Virginia voters approve bipartisan redistricting commission
Matthew Barakat | Hagadone News Network | UPDATED 4 years AGO
FALLS CHURCH, Va. (AP) — Virginia voters on Tuesday approved a referendum that puts redistricting next year in the hands of a bipartisan commission.
The amendment to the state constitution caps a yearslong effort by reformers looking to end partisan gerrymandering.
A bipartisan commission of citizens and legislators equally divided between Democrats and Republicans will now redraw the state’s congressional and General Assembly districts to conform with the 2020 Census.
Beginning with the 2021 redistricting, the amendment turns over the task of drawing state and congressional maps to a 16-member panel of eight legislators and eight citizens, evenly divided between Democrats and Republicans. The eight citizens will be chosen by judges from a list prepared by legislators.
The maps developed by the panel will be sent to the General Assembly for an up-or-down vote with no opportunity to amend them. If the maps are rejected, the Supreme Court of Virginia will draw them.
Reform proponents Brian Cannon, Wyatt Durrette and Bobby Vassar with the advocacy group FairMapsVA, issued a joint statement calling the vote “historic.”
“Virginia voters spoke loud and clear in approving Amendment 1,” they said. “In creating a bipartisan redistricting commission, they said they want a seat at the table when district lines are drawn next year and beyond. They said they want a transparent redistricting process. They want civil rights protections to be added to the state constitution for the very first time. And they said that they want to end partisan gerrymandering in Virginia once and for all.”
Some Democrats had tried to defeat the measure, arguing that the changes kept politicians too involved in the process. Republicans said Democrats were simply trying to preserve the status quo now that they’re in power so they could draw the lines to their own advantage.
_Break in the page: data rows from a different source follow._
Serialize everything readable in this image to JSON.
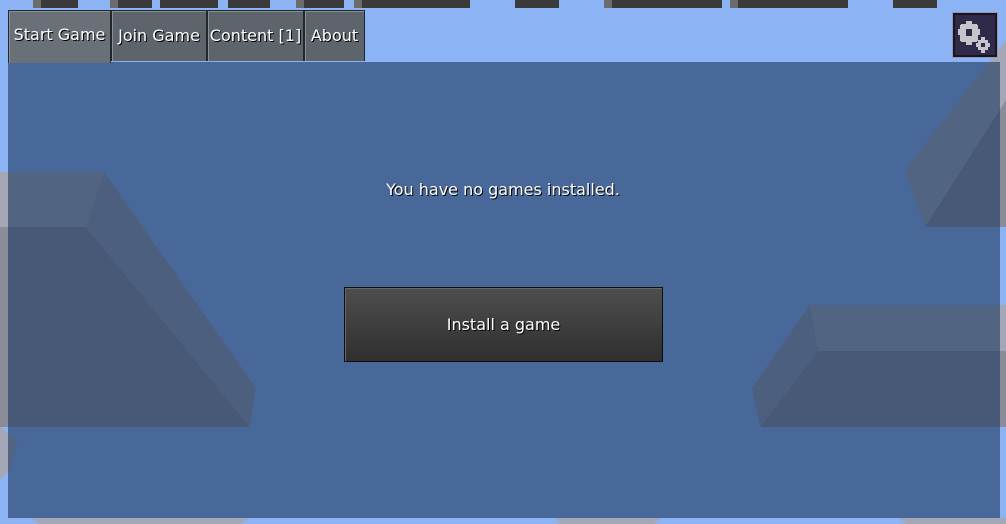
{
  "tabs": [
    {
      "label": "Start Game",
      "active": true
    },
    {
      "label": "Join Game",
      "active": false
    },
    {
      "label": "Content [1]",
      "active": false
    },
    {
      "label": "About",
      "active": false
    }
  ],
  "main": {
    "message": "You have no games installed.",
    "install_button_label": "Install a game"
  },
  "settings": {
    "icon": "gears-icon"
  },
  "colors": {
    "sky": "#8cb4f5",
    "panel_overlay": "#3f5472",
    "tab_bg": "#5d646c",
    "button_bg": "#3c3c3c",
    "settings_bg": "#2e2a47"
  }
}
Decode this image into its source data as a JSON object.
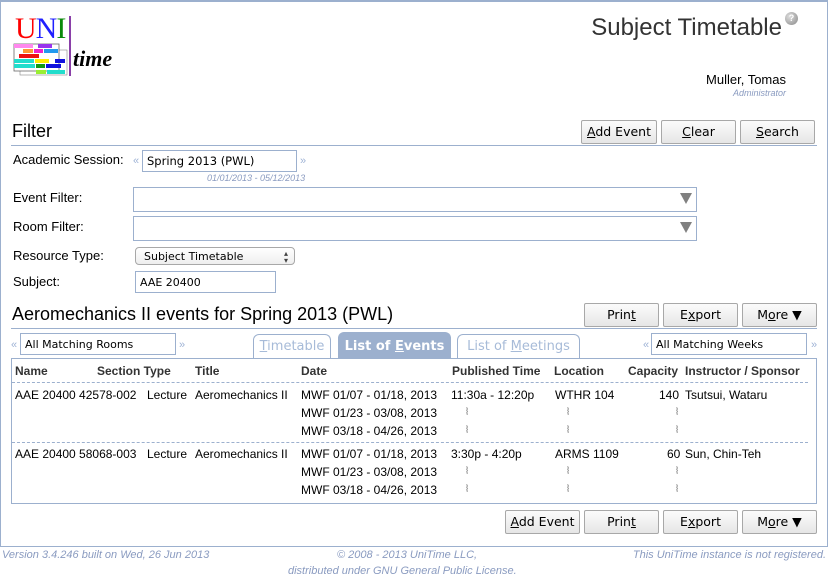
{
  "header": {
    "logo_text": {
      "u": "U",
      "n": "N",
      "i": "I",
      "time": "time"
    },
    "title": "Subject Timetable",
    "help_icon": "?",
    "user_name": "Muller, Tomas",
    "user_role": "Administrator"
  },
  "filter": {
    "title": "Filter",
    "buttons": {
      "add_event": "Add Event",
      "clear": "Clear",
      "search": "Search"
    },
    "academic_session": {
      "label": "Academic Session:",
      "value": "Spring 2013 (PWL)",
      "date_range": "01/01/2013 - 05/12/2013",
      "prev": "«",
      "next": "»"
    },
    "event_filter": {
      "label": "Event Filter:",
      "value": ""
    },
    "room_filter": {
      "label": "Room Filter:",
      "value": ""
    },
    "resource_type": {
      "label": "Resource Type:",
      "value": "Subject Timetable"
    },
    "subject": {
      "label": "Subject:",
      "value": "AAE 20400"
    }
  },
  "results": {
    "title": "Aeromechanics II events for Spring 2013 (PWL)",
    "buttons": {
      "print": "Print",
      "export": "Export",
      "more": "More ▼",
      "add_event": "Add Event"
    },
    "rooms_selector": {
      "value": "All Matching Rooms",
      "prev": "«",
      "next": "»"
    },
    "weeks_selector": {
      "value": "All Matching Weeks",
      "prev": "«",
      "next": "»"
    },
    "tabs": [
      {
        "label": "Timetable",
        "active": false
      },
      {
        "label": "List of Events",
        "active": true
      },
      {
        "label": "List of Meetings",
        "active": false
      }
    ],
    "columns": [
      "Name",
      "Section Type",
      "Title",
      "Date",
      "Published Time",
      "Location",
      "Capacity",
      "Instructor / Sponsor"
    ],
    "rows": [
      {
        "name": "AAE 20400 42578-002",
        "section_type": "Lecture",
        "title": "Aeromechanics II",
        "dates": [
          "MWF 01/07 - 01/18, 2013",
          "MWF 01/23 - 03/08, 2013",
          "MWF 03/18 - 04/26, 2013"
        ],
        "time": "11:30a - 12:20p",
        "location": "WTHR 104",
        "capacity": "140",
        "instructor": "Tsutsui, Wataru"
      },
      {
        "name": "AAE 20400 58068-003",
        "section_type": "Lecture",
        "title": "Aeromechanics II",
        "dates": [
          "MWF 01/07 - 01/18, 2013",
          "MWF 01/23 - 03/08, 2013",
          "MWF 03/18 - 04/26, 2013"
        ],
        "time": "3:30p - 4:20p",
        "location": "ARMS 1109",
        "capacity": "60",
        "instructor": "Sun, Chin-Teh"
      }
    ],
    "continuation_mark": "⦚"
  },
  "footer": {
    "version": "Version 3.4.246 built on Wed, 26 Jun 2013",
    "copyright_line1": "© 2008 - 2013 UniTime LLC,",
    "copyright_line2": "distributed under GNU General Public License.",
    "registration": "This UniTime instance is not registered."
  }
}
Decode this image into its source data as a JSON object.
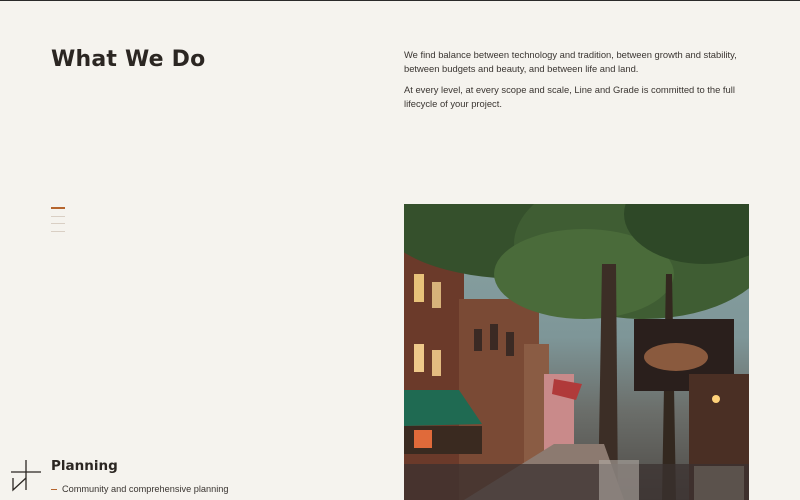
{
  "section": {
    "title": "What We Do",
    "intro_paragraphs": [
      "We find balance between technology and tradition, between growth and stability, between budgets and beauty, and between life and land.",
      "At every level, at every scope and scale, Line and Grade is committed to the full lifecycle of your project."
    ]
  },
  "pager": {
    "total": 4,
    "active_index": 0
  },
  "service": {
    "icon": "planning-line-icon",
    "title": "Planning",
    "subtitle": "Community and comprehensive planning"
  },
  "colors": {
    "background": "#f5f3ee",
    "text": "#2b2622",
    "accent": "#b5652e"
  }
}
With so much focus on the presidential race, many voters were unaware of the referendum. Indeed, first-time voter Michelle Shreve, 42, a restaurant manager from Falls Church, said she was confounded when she saw the referendum on the back page of her ballot. She relied on the Democratic sample ballot handed to her at her polling place Tuesday, which urged a ‘no’ vote.
Redistricting reform has become a hot-button issue nationally. Reformers say the practice of gerrymandering has led to anti-competitive legislative districts that choose polarizing candidates incapable of working across party lines in Washington and in state capitals across the country.
Still, Virginia was the only state where reformers were able to get a referendum in front of voters that allowed them to change the redistricting process. Advocates say efforts in other states, including Arkansas, Oklahoma, Oregon and Nevada, failed, in part because the coronavirus epidemic stymied the ability to collect petition signatures.